Ausblick für 2026 leicht nach unten angepasst

Für das Gesamtjahr 2026 rechnet Volkswagen nun mit einer Umsatzentwicklung zwischen minus 3 und 0 Prozent gegenüber dem Vorjahr, nachdem zuvor ein Plus von bis zu 3 Prozent in Aussicht gestellt worden war. Die operative Umsatzrendite soll unverändert zwischen 4,0 und 5,5 Prozent liegen, für das zweite Halbjahr erwartet der Konzern eine Verbesserung gegenüber den ersten sechs Monaten.

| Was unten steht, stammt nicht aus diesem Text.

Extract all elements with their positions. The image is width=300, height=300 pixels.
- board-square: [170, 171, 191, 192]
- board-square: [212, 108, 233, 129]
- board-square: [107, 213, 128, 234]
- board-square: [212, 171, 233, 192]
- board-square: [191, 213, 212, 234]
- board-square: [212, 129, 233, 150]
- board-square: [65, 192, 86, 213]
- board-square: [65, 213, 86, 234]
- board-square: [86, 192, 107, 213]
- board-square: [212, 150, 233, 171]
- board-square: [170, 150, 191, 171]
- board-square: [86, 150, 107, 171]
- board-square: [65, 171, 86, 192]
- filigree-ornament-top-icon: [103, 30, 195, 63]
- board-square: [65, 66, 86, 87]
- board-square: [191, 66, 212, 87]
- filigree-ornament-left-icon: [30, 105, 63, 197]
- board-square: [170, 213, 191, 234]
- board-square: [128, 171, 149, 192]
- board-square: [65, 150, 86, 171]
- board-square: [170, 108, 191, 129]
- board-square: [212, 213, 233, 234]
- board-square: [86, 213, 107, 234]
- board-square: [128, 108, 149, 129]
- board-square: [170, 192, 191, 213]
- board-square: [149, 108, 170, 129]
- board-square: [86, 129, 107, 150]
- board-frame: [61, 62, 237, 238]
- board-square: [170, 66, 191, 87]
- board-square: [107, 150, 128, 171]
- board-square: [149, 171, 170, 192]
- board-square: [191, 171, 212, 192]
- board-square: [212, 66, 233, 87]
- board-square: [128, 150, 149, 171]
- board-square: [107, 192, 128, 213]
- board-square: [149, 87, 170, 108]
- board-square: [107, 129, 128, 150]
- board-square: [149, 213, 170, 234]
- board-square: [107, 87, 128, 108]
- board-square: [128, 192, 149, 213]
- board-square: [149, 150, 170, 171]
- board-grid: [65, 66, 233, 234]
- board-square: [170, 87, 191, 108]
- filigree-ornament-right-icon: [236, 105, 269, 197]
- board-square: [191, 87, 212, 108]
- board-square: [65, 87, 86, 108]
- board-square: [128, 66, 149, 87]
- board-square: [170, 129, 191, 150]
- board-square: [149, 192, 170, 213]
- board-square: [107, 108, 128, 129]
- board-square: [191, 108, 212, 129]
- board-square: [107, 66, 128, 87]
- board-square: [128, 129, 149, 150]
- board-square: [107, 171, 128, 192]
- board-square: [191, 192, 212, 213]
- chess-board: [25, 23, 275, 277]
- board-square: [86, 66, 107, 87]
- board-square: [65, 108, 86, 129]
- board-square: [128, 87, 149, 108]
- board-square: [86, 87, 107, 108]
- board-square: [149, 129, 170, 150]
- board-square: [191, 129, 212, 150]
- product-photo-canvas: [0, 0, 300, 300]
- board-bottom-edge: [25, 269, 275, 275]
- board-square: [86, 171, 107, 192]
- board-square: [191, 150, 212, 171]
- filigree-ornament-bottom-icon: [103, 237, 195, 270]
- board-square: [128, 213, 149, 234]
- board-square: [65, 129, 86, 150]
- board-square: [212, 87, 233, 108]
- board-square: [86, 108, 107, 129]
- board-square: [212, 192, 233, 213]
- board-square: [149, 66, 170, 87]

Der Netto-Cashflow für das Gesamtjahr wird zwischen 3 und 6 Milliarden Euro prognostiziert, die Nettoliquidität im Konzernbereich Automobile zwischen 32 und 34 Milliarden Euro.

Die Prognose basiert nach Angaben des Konzerns auf der Annahme, dass die aktuelle Zollsituation im internationalen Handel Bestand hat. Mögliche Auswirkungen einer Eskalation im Nahen Osten seien darin nicht berücksichtigt.

Unter den Markengruppen erzielte Sport Luxury mit Porsche eine operative Rendite von 8,0 Prozent, während die Markengruppe Core ihr operatives Ergebnis um 4,5 Prozent auf 3,6 Milliarden Euro steigerte. Bei den Nutzfahrzeugen legte der Auftragseingang der Traton Group um 30 Prozent auf knapp 182.000 Fahrzeuge zu, das operative Ergebnis sank dort jedoch um 24 Prozent auf 942 Millionen Euro.